GENEVA, 21st October, 2021 – Between 80,000 and 180,000 health and care workers may have died from COVID-19 between January of 2020 and May of this year, the World Health Organisation (WHO) said on Thursday.
That grim estimate features in a new WHO working paper based on the 3.
45 million coronavirus-related deaths reported globally to the UN health agency up to May; a figure that WHO said may well be at least 60 percent lower than the actual number of victims.
To highlight the need for better protection, WHO was joined by global partners working to end the pandemic, to issue an urgent call for concrete action on behalf of workers in the sector.
Speaking to journalists in Geneva, WHO Director-General, Tedros Adhanom Ghebreyesus, reiterated that “the backbone of every health system is its workforce.
“COVID-19 is a powerful demonstration of just how much we rely on these men and women, and how vulnerable we all are when the people who protect our health are themselves unprotected,” he added.

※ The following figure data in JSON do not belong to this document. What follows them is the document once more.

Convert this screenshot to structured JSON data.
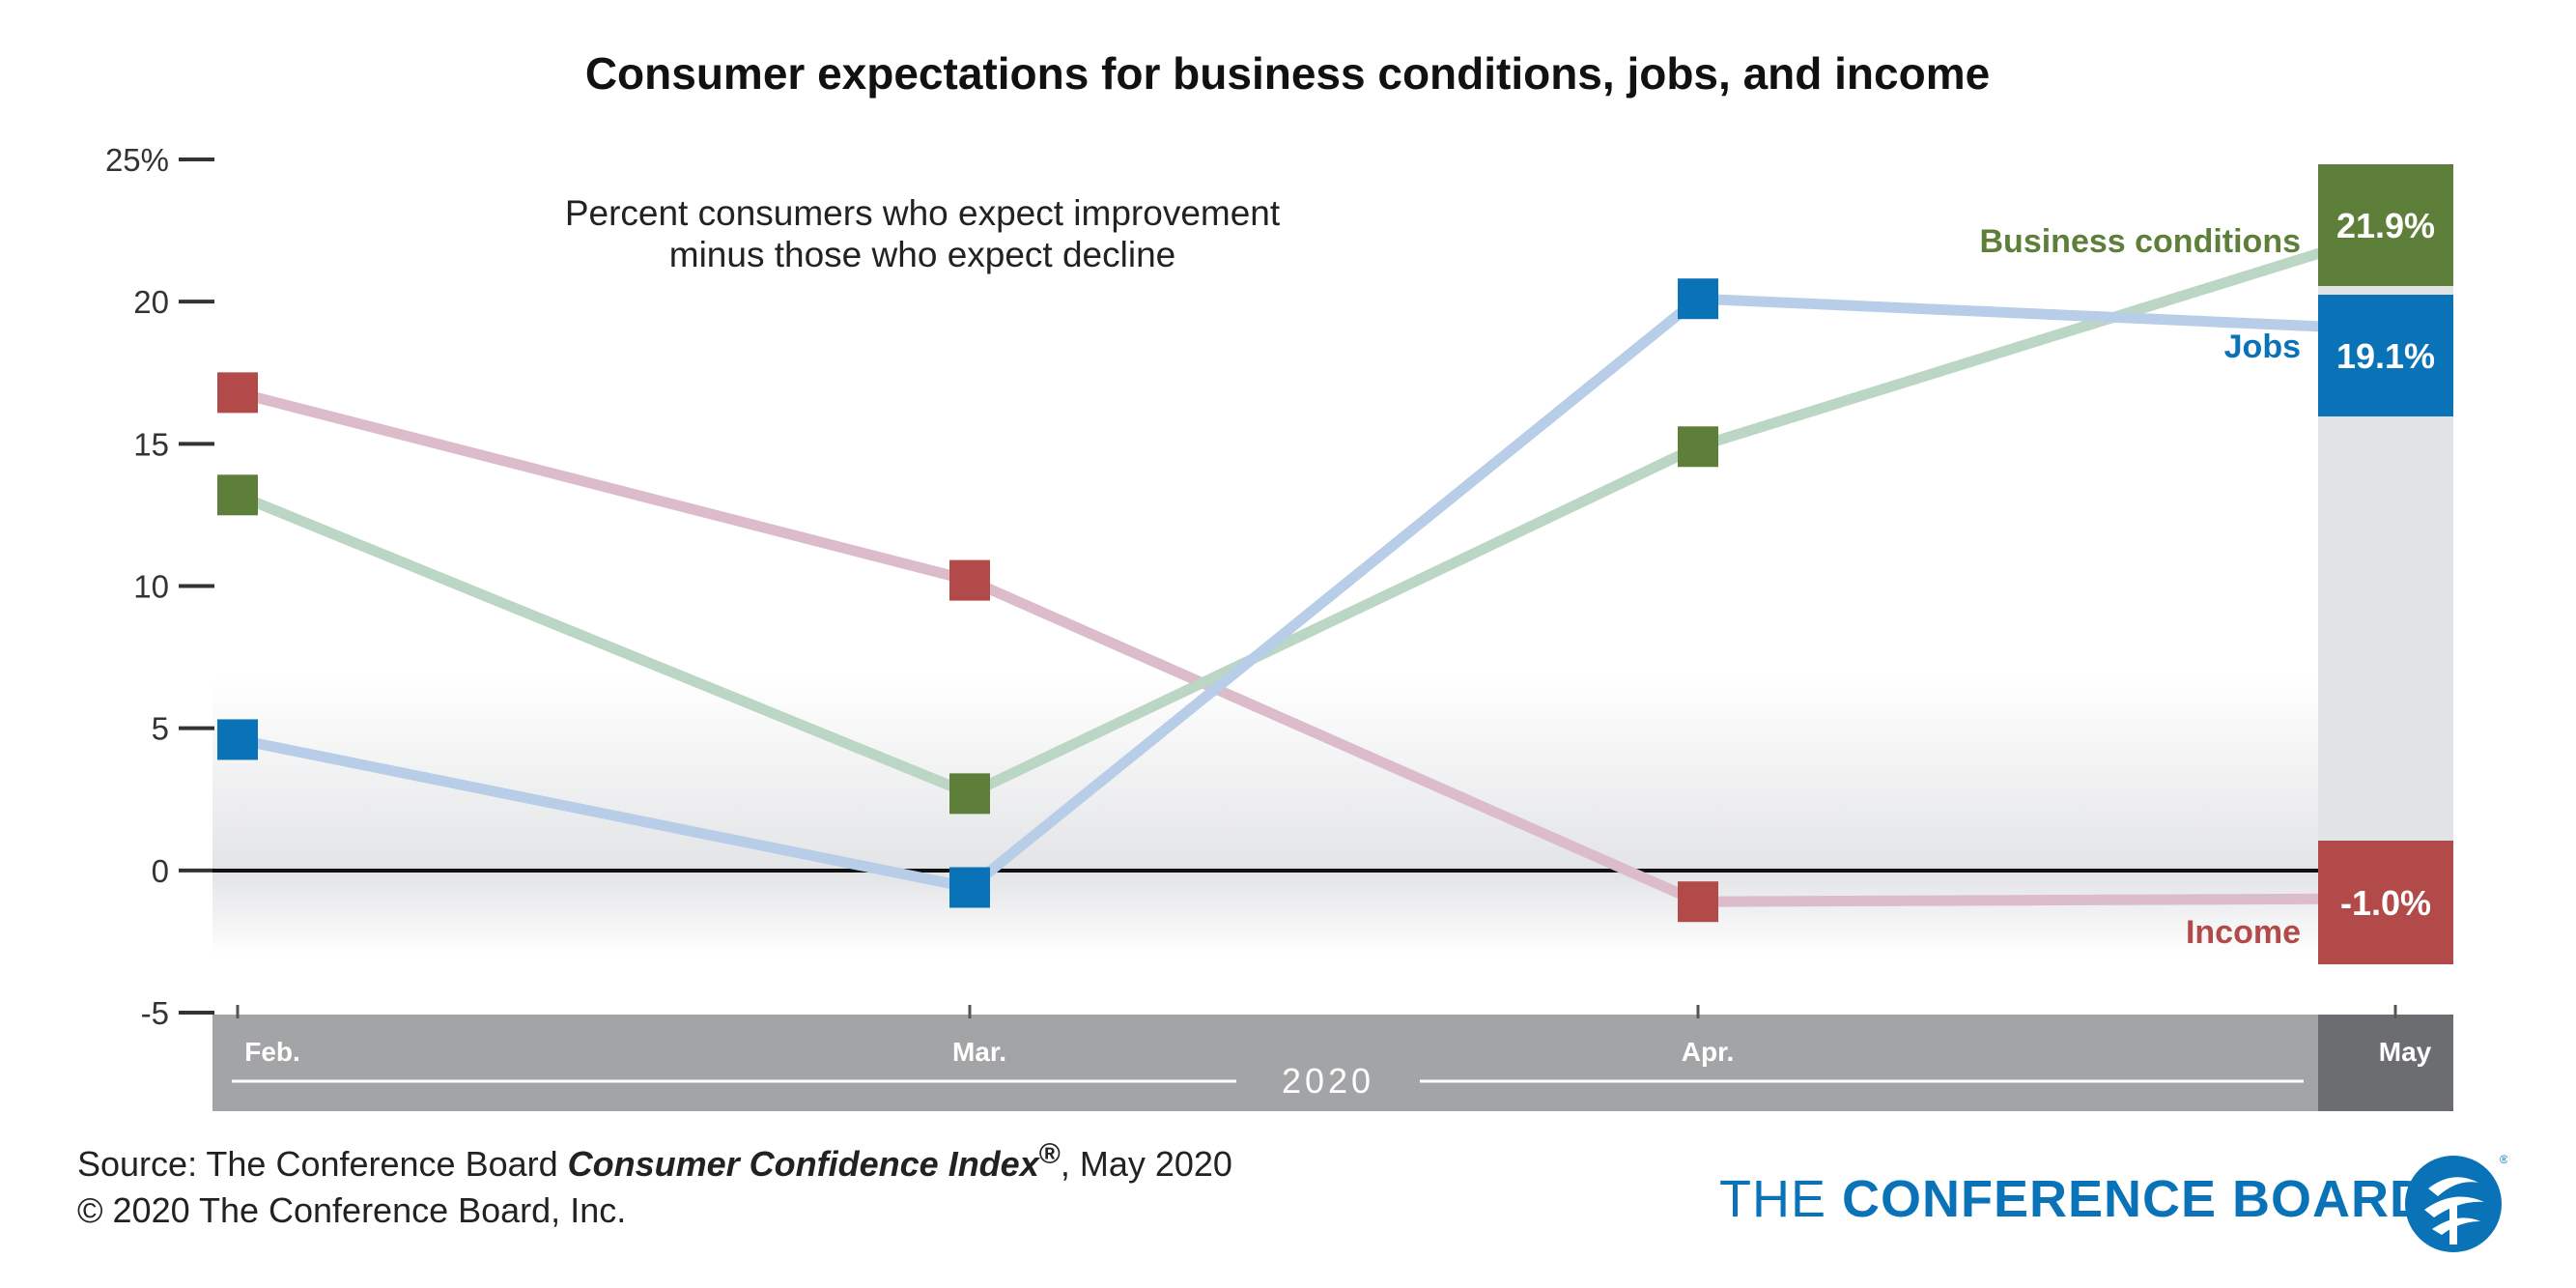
{
  "chart_data": {
    "type": "line",
    "title": "Consumer expectations for business conditions, jobs, and income",
    "subtitle_lines": [
      "Percent consumers who expect improvement",
      "minus those who expect decline"
    ],
    "xlabel": "",
    "ylabel": "",
    "categories": [
      "Feb.",
      "Mar.",
      "Apr.",
      "May"
    ],
    "x_group_label": "2020",
    "ylim": [
      -5,
      25
    ],
    "yticks": [
      25,
      20,
      15,
      10,
      5,
      0,
      -5
    ],
    "ytick_labels": [
      "25%",
      "20",
      "15",
      "10",
      "5",
      "0",
      "-5"
    ],
    "series": [
      {
        "name": "Income",
        "values": [
          16.8,
          10.2,
          -1.1,
          -1.0
        ],
        "value_label": "-1.0%",
        "line_color": "#dcbccb",
        "marker_color": "#b24a4a"
      },
      {
        "name": "Business conditions",
        "values": [
          13.2,
          2.7,
          14.9,
          21.9
        ],
        "value_label": "21.9%",
        "line_color": "#bcd6c5",
        "marker_color": "#5e7f3a"
      },
      {
        "name": "Jobs",
        "values": [
          4.6,
          -0.6,
          20.1,
          19.1
        ],
        "value_label": "19.1%",
        "line_color": "#b8cde8",
        "marker_color": "#0a73b8"
      }
    ]
  },
  "source": {
    "prefix": "Source:  The Conference Board ",
    "index_name": "Consumer Confidence Index",
    "registered": "®",
    "suffix": ", May 2020",
    "copyright": "© 2020 The Conference Board, Inc."
  },
  "logo": {
    "part1": "THE ",
    "part2": "CONFERENCE BOARD",
    "registered": "®"
  }
}
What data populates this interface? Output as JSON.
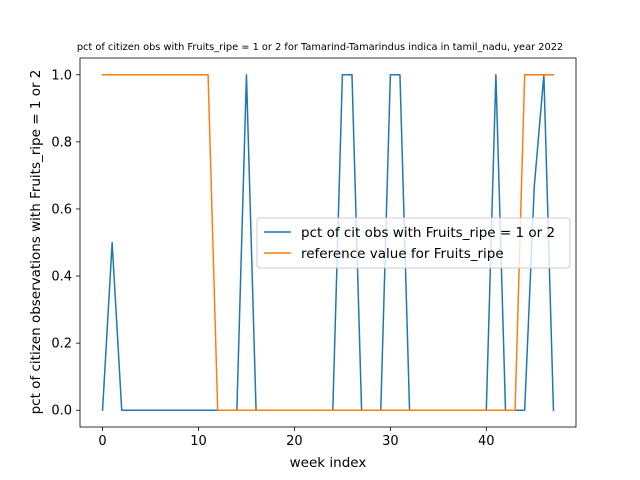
{
  "chart_data": {
    "type": "line",
    "title": "pct of citizen obs with Fruits_ripe = 1 or 2 for Tamarind-Tamarindus indica in tamil_nadu, year 2022",
    "xlabel": "week index",
    "ylabel": "pct of citizen observations with Fruits_ripe = 1 or 2",
    "xlim": [
      -2.35,
      49.35
    ],
    "ylim": [
      -0.05,
      1.05
    ],
    "xticks": [
      0,
      10,
      20,
      30,
      40
    ],
    "yticks": [
      0.0,
      0.2,
      0.4,
      0.6,
      0.8,
      1.0
    ],
    "xtick_labels": [
      "0",
      "10",
      "20",
      "30",
      "40"
    ],
    "ytick_labels": [
      "0.0",
      "0.2",
      "0.4",
      "0.6",
      "0.8",
      "1.0"
    ],
    "grid": false,
    "legend_position": "center-right",
    "series": [
      {
        "name": "pct of cit obs with Fruits_ripe = 1 or 2",
        "color": "#1f77b4",
        "x": [
          0,
          1,
          2,
          3,
          4,
          5,
          6,
          7,
          8,
          9,
          10,
          11,
          12,
          13,
          14,
          15,
          16,
          17,
          18,
          19,
          20,
          21,
          22,
          23,
          24,
          25,
          26,
          27,
          28,
          29,
          30,
          31,
          32,
          33,
          34,
          35,
          36,
          37,
          38,
          39,
          40,
          41,
          42,
          43,
          44,
          45,
          46,
          47
        ],
        "y": [
          0,
          0.5,
          0,
          0,
          0,
          0,
          0,
          0,
          0,
          0,
          0,
          0,
          0,
          0,
          0,
          1,
          0,
          0,
          0,
          0,
          0,
          0,
          0,
          0,
          0,
          1,
          1,
          0,
          0,
          0,
          1,
          1,
          0,
          0,
          0,
          0,
          0,
          0,
          0,
          0,
          0,
          1,
          0,
          0,
          0,
          0.667,
          1,
          0
        ]
      },
      {
        "name": "reference value for Fruits_ripe",
        "color": "#ff7f0e",
        "x": [
          0,
          1,
          2,
          3,
          4,
          5,
          6,
          7,
          8,
          9,
          10,
          11,
          12,
          13,
          14,
          15,
          16,
          17,
          18,
          19,
          20,
          21,
          22,
          23,
          24,
          25,
          26,
          27,
          28,
          29,
          30,
          31,
          32,
          33,
          34,
          35,
          36,
          37,
          38,
          39,
          40,
          41,
          42,
          43,
          44,
          45,
          46,
          47
        ],
        "y": [
          1,
          1,
          1,
          1,
          1,
          1,
          1,
          1,
          1,
          1,
          1,
          1,
          0,
          0,
          0,
          0,
          0,
          0,
          0,
          0,
          0,
          0,
          0,
          0,
          0,
          0,
          0,
          0,
          0,
          0,
          0,
          0,
          0,
          0,
          0,
          0,
          0,
          0,
          0,
          0,
          0,
          0,
          0,
          0,
          1,
          1,
          1,
          1
        ]
      }
    ]
  }
}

WHO and partners said that apart from huge concern over deaths, an increasing proportion of the workforce continue to suffer from burnout, stress, anxiety and fatigue.
They are calling on leaders and policy makers to ensure equitable access to vaccines so that health and care workers are prioritized.
By the end of last month, on average, two in five of these workers are fully vaccinated, but with considerable difference across regions.
“In Africa, less than one in ten health workers have been fully vaccinated.
Meanwhile, in most high-income countries, more than 80 percent of health workers are fully vaccinated”, Tedros informed.
For him, more than 10 months since the first vaccines were approved, “the fact that millions of health workers still haven’t been vaccinated is an indictment on the countries and companies that control the global supply of vaccines”.
In 10 days’ time, the leaders of the G20 leading industrialised nations will meet.
Between now and then, roughly 500 million vaccine doses will be produced.
That’s the number needed to achieve the target of vaccinating 40 percent of the population of every country, by the end of the year.
Currently, 82 nations are at risk of missing that target.
For about 75 percent of those countries, it’s a problem of insufficient supply.
The others have some limitations that WHO is helping solve.